I will speak briefly from the article I recently published in a special issue of “Nuclear Ghosts” in the Apocalyptica journal. In it I explored what I call the cultural practice of co-conjuration. Co-conjuring practices alert us to the entangled relations between apparently distinct nuclear catastrophes —for example, among radiogenic harm suffered by Indigenous communities, the wartime use of atom bombs, and the meltdown of nuclear reactors. By calling forth ghosts, memories, affects, and visions of justice associated with nuclear-specific loss and pain in the longue durée of colonialism, militarized empires, and extractive settler capitalism, co-conjuring has the potential to produce relational sensibilities that can move us beyond the colonial partitioning of nuclear knowledge. The presentation will focus on Village of Widows (1999), a documentary film by the Canadian film maker Peter Blow to consider what must be wagered when we attempt to produce relational knowledge by connecting incommensurable histories and experiences across disparate times and spaces.
By the 1980s, the Nuclear Free and Independent Pacific movement had become one of the largest Indigenous-led multi-national grassroots organizations in the world. But how did it start and what were its values? This presentation examines the role of women writing to a regional public in the South Pacific during the formation of the nuclear free campaigns in newly independent Fiji.

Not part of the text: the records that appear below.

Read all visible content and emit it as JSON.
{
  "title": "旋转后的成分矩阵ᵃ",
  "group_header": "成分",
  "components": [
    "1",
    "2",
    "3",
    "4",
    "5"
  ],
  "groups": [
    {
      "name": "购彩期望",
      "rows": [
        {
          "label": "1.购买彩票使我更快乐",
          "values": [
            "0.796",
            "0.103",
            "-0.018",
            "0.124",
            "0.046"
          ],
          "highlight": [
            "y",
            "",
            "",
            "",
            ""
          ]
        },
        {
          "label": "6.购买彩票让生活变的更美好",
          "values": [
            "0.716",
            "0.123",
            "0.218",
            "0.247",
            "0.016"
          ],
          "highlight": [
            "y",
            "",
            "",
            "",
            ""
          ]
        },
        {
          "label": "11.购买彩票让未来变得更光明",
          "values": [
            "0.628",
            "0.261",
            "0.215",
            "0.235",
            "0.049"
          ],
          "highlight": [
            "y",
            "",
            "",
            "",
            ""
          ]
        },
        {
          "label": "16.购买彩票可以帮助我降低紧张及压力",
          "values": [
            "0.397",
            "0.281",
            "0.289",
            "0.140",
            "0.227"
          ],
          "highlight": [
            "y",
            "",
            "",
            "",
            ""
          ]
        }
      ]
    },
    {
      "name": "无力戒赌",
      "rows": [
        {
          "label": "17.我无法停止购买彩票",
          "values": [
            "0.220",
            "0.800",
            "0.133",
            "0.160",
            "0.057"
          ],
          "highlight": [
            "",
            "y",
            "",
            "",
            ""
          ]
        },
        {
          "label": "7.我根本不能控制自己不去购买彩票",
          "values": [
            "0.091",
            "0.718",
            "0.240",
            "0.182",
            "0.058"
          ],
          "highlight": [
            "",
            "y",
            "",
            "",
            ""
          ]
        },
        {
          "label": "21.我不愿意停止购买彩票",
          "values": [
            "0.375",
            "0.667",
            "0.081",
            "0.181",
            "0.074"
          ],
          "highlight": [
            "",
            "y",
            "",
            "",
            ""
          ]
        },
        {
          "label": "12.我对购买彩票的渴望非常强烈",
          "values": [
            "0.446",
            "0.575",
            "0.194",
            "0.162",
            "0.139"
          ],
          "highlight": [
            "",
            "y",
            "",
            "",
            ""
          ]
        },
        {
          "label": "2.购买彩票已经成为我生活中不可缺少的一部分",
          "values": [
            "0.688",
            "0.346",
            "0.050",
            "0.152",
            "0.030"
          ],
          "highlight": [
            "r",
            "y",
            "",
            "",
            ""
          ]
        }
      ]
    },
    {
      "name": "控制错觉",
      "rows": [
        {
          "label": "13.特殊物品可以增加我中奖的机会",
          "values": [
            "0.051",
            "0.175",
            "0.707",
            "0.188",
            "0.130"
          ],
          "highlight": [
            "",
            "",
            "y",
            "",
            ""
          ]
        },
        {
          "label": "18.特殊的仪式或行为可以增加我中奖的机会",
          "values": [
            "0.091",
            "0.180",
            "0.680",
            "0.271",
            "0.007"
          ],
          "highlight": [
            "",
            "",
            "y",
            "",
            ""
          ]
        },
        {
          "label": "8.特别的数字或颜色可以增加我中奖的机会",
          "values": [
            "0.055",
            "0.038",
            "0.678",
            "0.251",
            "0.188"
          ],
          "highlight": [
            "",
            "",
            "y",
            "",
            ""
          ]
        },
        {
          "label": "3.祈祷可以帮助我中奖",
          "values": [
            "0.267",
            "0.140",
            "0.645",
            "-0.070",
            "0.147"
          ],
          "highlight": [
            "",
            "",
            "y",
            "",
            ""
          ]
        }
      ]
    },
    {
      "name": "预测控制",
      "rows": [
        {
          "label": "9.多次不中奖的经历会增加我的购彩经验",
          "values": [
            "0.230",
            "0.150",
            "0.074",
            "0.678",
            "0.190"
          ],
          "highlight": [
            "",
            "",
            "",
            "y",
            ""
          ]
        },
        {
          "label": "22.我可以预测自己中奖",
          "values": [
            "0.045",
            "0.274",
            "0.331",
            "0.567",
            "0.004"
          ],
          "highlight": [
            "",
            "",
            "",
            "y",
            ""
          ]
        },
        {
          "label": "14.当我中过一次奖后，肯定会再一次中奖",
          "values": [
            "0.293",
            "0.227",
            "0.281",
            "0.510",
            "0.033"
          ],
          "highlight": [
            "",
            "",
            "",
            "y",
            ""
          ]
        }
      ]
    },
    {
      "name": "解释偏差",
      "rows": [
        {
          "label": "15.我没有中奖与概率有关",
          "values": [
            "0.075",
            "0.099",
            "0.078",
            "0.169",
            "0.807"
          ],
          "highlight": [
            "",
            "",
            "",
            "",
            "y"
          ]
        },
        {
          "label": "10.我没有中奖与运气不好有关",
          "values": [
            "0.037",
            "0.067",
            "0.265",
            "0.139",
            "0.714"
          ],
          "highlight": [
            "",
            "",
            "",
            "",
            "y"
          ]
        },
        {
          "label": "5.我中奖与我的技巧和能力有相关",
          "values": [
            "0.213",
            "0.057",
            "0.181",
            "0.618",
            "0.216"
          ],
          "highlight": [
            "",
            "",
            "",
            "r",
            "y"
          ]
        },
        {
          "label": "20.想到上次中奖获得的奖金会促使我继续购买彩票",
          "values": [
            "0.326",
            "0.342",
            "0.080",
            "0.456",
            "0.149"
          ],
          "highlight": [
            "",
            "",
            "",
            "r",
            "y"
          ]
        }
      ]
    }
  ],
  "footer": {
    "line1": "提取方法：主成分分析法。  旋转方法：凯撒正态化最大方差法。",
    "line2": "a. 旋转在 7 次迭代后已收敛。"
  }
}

This brief talk explores the need to think about the arboreal and the oceanic worlds together, from the perspective of a scholar of nineteenth-century American literature invested in Oceanic and Archipelagic frameworks. Many recent conversations about nineteenth-century energies and ecologies in Americanist contexts have focused on petrocultures, but “arborcultures” are just as critical. After all, whaling and other forms of global extraction that fueled imperialism and settler colonialism were only possible because of the wood used to build ships. At the same time, trees remain central to discourses of hope, renewal, and connection to place that bridge past and present around the globe. Using examples ranging from the work of nineteenth-century writers like Herman Melville, Lydia Maria Child, and William Apess to contemporary novels and poetry, this talk will look toward the Pacific and gesture toward the need to think about land and oceans together (something that seems self-evident in certain scholarly circles but perhaps still necessary to point out in others).